To further illustrate the impact that technology is having on the way that we could be functioning in the future and not necessarily in a positive way compared to the past, O’Neill cited Amazon Go. It is both an app that Amazon is licensing and a new chain of quick service grocery stores that the global giant is opening.

Amazon describes the underlying technology as “the world’s most advanced shopping technology so you never have to wait in line.” Customers simply download the app ahead of time, enter their credit card information, and begin shopping at their Amazon Go Grocery. As they remove items they want to purchase from shelves, sensors detect the movement, read the barcode, and debit the shopper’s credit card. When the customer has finished shopping, she or he leaves without the traditional checkout process.

Seamless? Quick? Efficient? That’s for sure, but O’Neill also noted something that alters traditional human behavior. What happens if someone, perhaps behind you in line and unable to reach a high shelf, asks you to retrieve an item for them? Well, once you remove it – not necessarily placing it in your shopping cart – you have bought it.

She asks, “Are we going to be unable to help others (in the future)?” After all, Amazon acquired the national Whole Foods chain in 2017 and is now licensing its “Just Walk Out” technology to other retailers.

“We can’t give absurdity a chance to scale,” O’Neill added in her passionate and animated style. “We should understand that everything is hyper-connected – not the absurdity behind it, but its meaning.
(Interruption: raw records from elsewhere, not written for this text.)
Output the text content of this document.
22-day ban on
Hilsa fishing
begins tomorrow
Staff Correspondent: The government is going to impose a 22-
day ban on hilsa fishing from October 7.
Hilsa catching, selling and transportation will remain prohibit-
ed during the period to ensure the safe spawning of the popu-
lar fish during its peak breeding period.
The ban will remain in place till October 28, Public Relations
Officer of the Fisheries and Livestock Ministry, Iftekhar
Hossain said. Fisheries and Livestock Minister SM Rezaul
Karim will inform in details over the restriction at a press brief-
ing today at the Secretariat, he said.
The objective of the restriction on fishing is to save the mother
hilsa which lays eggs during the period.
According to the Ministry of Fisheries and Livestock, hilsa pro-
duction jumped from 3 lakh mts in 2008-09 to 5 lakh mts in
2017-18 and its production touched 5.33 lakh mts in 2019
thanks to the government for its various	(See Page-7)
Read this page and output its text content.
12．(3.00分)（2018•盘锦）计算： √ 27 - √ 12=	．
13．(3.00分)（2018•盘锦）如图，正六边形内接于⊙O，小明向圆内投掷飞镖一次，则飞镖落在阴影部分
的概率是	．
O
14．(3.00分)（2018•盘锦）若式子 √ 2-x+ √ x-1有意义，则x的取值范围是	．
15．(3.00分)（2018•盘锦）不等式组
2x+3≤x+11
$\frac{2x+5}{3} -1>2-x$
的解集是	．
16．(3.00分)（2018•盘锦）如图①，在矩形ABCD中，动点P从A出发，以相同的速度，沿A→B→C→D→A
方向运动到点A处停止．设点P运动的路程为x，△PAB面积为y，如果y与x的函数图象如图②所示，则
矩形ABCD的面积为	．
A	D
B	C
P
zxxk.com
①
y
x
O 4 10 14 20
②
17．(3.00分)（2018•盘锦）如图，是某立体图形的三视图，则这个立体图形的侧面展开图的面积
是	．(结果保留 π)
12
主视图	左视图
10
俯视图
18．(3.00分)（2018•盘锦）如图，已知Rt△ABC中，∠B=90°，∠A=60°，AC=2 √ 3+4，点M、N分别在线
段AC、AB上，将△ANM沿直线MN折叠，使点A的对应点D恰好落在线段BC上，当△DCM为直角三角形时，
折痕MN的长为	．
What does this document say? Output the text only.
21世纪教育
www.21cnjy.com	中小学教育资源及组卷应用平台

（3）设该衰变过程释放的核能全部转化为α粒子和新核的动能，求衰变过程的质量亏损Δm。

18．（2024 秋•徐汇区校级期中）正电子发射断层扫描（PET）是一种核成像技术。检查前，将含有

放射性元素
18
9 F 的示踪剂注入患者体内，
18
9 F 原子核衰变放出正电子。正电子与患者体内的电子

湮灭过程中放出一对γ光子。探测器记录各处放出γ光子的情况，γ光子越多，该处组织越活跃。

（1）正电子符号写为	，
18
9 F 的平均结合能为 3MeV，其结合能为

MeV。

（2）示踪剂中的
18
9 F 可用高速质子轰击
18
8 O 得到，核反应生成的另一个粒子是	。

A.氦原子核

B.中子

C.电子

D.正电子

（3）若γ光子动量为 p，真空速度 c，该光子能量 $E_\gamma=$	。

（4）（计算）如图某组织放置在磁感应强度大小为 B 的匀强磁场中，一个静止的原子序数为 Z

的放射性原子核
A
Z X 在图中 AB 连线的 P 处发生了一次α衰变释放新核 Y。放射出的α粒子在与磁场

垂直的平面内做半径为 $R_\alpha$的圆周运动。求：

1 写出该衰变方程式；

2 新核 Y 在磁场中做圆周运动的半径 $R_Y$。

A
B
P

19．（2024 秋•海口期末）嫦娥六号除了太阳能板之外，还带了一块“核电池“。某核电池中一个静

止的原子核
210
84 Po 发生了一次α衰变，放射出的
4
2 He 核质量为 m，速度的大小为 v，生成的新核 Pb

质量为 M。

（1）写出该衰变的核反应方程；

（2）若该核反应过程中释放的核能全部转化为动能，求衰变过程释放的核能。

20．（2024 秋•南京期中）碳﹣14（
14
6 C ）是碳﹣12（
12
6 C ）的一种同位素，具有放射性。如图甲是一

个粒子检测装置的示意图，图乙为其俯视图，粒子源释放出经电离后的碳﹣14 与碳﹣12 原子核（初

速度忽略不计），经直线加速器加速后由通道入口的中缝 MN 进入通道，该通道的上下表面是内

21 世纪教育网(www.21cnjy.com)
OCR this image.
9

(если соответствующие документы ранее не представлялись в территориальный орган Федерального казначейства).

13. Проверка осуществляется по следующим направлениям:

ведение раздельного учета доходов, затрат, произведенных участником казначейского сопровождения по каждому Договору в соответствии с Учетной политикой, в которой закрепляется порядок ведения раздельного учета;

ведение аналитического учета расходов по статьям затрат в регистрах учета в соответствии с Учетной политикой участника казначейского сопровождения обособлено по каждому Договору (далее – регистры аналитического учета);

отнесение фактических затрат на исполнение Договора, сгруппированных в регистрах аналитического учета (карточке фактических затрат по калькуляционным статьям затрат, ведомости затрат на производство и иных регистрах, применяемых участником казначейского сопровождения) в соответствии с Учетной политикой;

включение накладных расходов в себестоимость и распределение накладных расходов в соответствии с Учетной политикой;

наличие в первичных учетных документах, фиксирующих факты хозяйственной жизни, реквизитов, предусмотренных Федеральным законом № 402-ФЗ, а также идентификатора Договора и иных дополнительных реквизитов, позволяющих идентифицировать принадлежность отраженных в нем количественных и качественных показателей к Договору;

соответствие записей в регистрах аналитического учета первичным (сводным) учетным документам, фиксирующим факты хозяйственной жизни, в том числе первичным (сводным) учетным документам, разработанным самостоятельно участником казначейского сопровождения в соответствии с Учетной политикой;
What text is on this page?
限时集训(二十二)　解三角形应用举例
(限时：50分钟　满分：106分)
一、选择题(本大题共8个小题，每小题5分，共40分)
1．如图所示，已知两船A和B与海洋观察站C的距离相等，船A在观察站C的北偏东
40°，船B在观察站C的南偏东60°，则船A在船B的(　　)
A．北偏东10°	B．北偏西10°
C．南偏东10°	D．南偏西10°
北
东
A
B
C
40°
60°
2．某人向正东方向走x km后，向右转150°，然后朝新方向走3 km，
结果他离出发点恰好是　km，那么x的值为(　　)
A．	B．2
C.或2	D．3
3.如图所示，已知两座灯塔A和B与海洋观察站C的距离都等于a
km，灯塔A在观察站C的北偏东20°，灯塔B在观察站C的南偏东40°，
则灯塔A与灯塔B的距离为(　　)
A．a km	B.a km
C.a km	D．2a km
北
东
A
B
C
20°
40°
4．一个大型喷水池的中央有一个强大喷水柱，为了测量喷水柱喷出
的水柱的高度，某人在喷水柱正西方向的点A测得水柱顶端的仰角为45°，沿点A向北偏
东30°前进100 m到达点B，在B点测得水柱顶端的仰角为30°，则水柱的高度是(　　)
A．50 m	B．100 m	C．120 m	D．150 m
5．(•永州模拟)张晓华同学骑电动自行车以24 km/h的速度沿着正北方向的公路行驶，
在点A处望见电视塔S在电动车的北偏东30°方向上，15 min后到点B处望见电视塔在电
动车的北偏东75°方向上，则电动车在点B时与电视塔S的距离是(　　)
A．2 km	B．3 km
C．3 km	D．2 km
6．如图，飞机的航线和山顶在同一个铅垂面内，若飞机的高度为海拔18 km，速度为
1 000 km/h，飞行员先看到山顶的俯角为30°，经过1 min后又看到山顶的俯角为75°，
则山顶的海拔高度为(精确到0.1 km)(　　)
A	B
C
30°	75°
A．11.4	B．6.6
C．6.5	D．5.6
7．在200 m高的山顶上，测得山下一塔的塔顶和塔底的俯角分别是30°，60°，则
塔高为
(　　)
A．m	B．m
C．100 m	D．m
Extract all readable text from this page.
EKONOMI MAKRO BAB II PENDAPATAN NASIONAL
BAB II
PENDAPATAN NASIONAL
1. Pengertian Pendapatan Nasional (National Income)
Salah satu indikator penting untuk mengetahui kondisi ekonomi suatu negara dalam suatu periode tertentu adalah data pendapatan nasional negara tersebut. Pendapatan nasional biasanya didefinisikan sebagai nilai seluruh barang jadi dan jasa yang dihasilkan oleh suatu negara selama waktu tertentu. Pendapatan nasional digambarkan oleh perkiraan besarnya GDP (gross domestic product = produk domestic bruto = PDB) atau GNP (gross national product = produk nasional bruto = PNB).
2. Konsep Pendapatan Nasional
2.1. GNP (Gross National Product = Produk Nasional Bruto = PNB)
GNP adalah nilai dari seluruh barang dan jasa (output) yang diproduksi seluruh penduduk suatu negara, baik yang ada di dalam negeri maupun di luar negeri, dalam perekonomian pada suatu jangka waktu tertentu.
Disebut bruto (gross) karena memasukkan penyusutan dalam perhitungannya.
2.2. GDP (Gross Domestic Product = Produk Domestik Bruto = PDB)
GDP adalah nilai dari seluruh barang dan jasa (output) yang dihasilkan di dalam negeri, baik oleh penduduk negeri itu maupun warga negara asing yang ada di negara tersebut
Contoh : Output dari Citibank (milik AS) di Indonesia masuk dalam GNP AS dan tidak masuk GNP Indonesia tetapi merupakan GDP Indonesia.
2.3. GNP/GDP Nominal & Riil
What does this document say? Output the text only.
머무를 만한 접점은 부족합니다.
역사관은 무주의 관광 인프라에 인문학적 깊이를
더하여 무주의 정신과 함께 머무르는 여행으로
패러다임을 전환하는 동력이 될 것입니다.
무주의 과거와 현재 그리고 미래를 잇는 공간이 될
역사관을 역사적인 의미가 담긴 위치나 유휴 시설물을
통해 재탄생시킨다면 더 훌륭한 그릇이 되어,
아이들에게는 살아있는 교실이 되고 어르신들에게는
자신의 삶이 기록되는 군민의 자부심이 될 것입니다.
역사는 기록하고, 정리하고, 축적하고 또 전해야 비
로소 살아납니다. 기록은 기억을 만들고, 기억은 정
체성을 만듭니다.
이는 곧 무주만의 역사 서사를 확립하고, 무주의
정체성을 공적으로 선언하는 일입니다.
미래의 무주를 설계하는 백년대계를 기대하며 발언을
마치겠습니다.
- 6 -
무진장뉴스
We have to accept that all of these things are happening around us.”

With apologies to Bill Gates, she modified one of his famous quotes as follows: “The first rule of any technology used in business is that automation applied to an efficient operation a meaningful experience will magnify the efficiency meaning. The second is that automation applied to an inefficient operation absurd experience will magnify the inefficiency absurdity.”

Urging attendees to challenge themselves “to look beyond just now,” O’Neill said, “The tech-driven future will be what we make it, not dystopia (an imagined state or society where there is great suffering or injustice) or utopia (where everything is perfect).”